Tuesday 4 October 2011

The role of company director carries with it very serious responsibilities, in the form of the duties which a director owes to the company and its members as a whole. The scope and nature of these duties have historically been defined by decisions of the courts. Now, the Companies Act 2006 has brought together these historical legal principles and with a view to making law more accessible, the Act sets out at sections 171 to 177 the general duties a company director must observe.

If you are a director of a private or public company, or a shadow director, it is important to be aware of the general directors' duties because there are consequences of acting in breach of them, including a civil claim for damages or disqualification from the office of director.

The general directors' duties set out in the Companies Act 2006 are as follows:

· A director has a duty to act within his or her powers:

A company's constitution sets out rules about a director's powers and how they are to be exercised; directors should familiarise themselves with the constitution and observe its rules.

· A director has a duty to promote the success of the company:

Directors are duty bound to act and take decisions having regard to the company's best interests, for the benefit of the members as a whole.

The general duty to promote the success of the company must be exercised bearing in mind a number of factors, including the interests of the company's employees and the impact of the company's operations on the community and the environment.

· A director has a duty to exercise independent judgment:

Directors should exercise independent judgment and should not blindly follow the views or directions of others without considering what is in the best interests of the company.

· A director has a duty to exercise reasonable skill, care and diligence:

The level of skill, care and diligence required will depend upon the qualifications and experience of the particular director, however even directors lacking high levels of qualification and experience are expected to exercise the skills of a reasonably competent person occupying their position.

· A director has a duty to avoid conflicts of interest:

Unless specifically authorised by the board, directors must remove themselves from situations where they have a conflict of interest or may have a conflict of interest.

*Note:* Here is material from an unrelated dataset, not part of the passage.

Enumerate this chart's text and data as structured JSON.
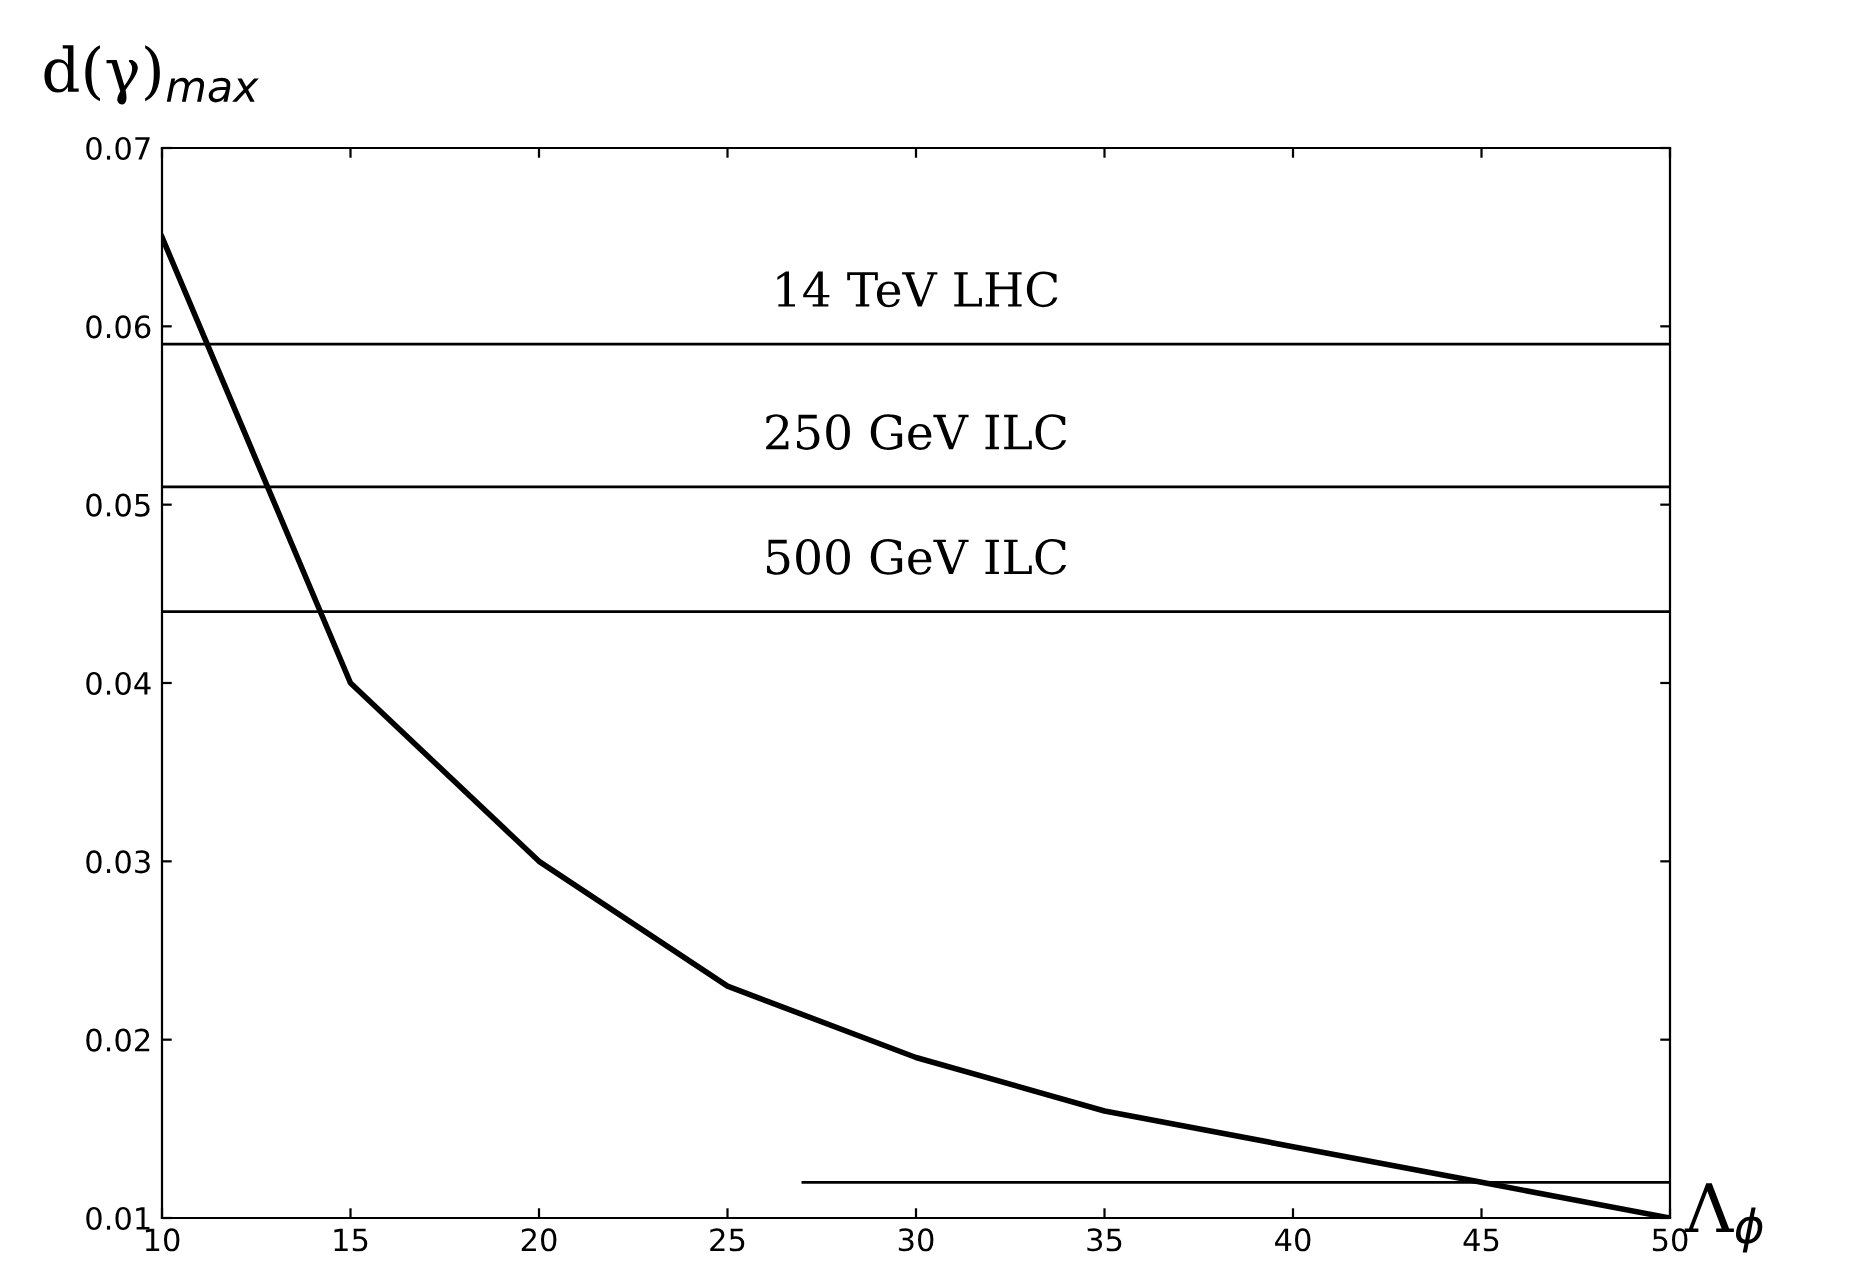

In other words a director must not put his or her own personal interests ahead of the interests of the company by, for example, personally exploiting information or an opportunity gained through their position as director.

· A director has a duty not to accept benefits from third parties:

Directors must not accept benefits, such as personal gifts or payments offered to them because of their position of director. Extremely minor benefits may be permissible, but directors should ensure that they do not accept benefits not allowed under the company's constitution.

· A director has a duty to declare any personal interest in a proposed transaction or arrangement with the company:

Any direct or indirect personal interest a director may have in a proposed transaction involving the company must be declared to the other directors and the manner in which the declaration must be given is set out in sections 182 to 187 of the Companies Act 2006.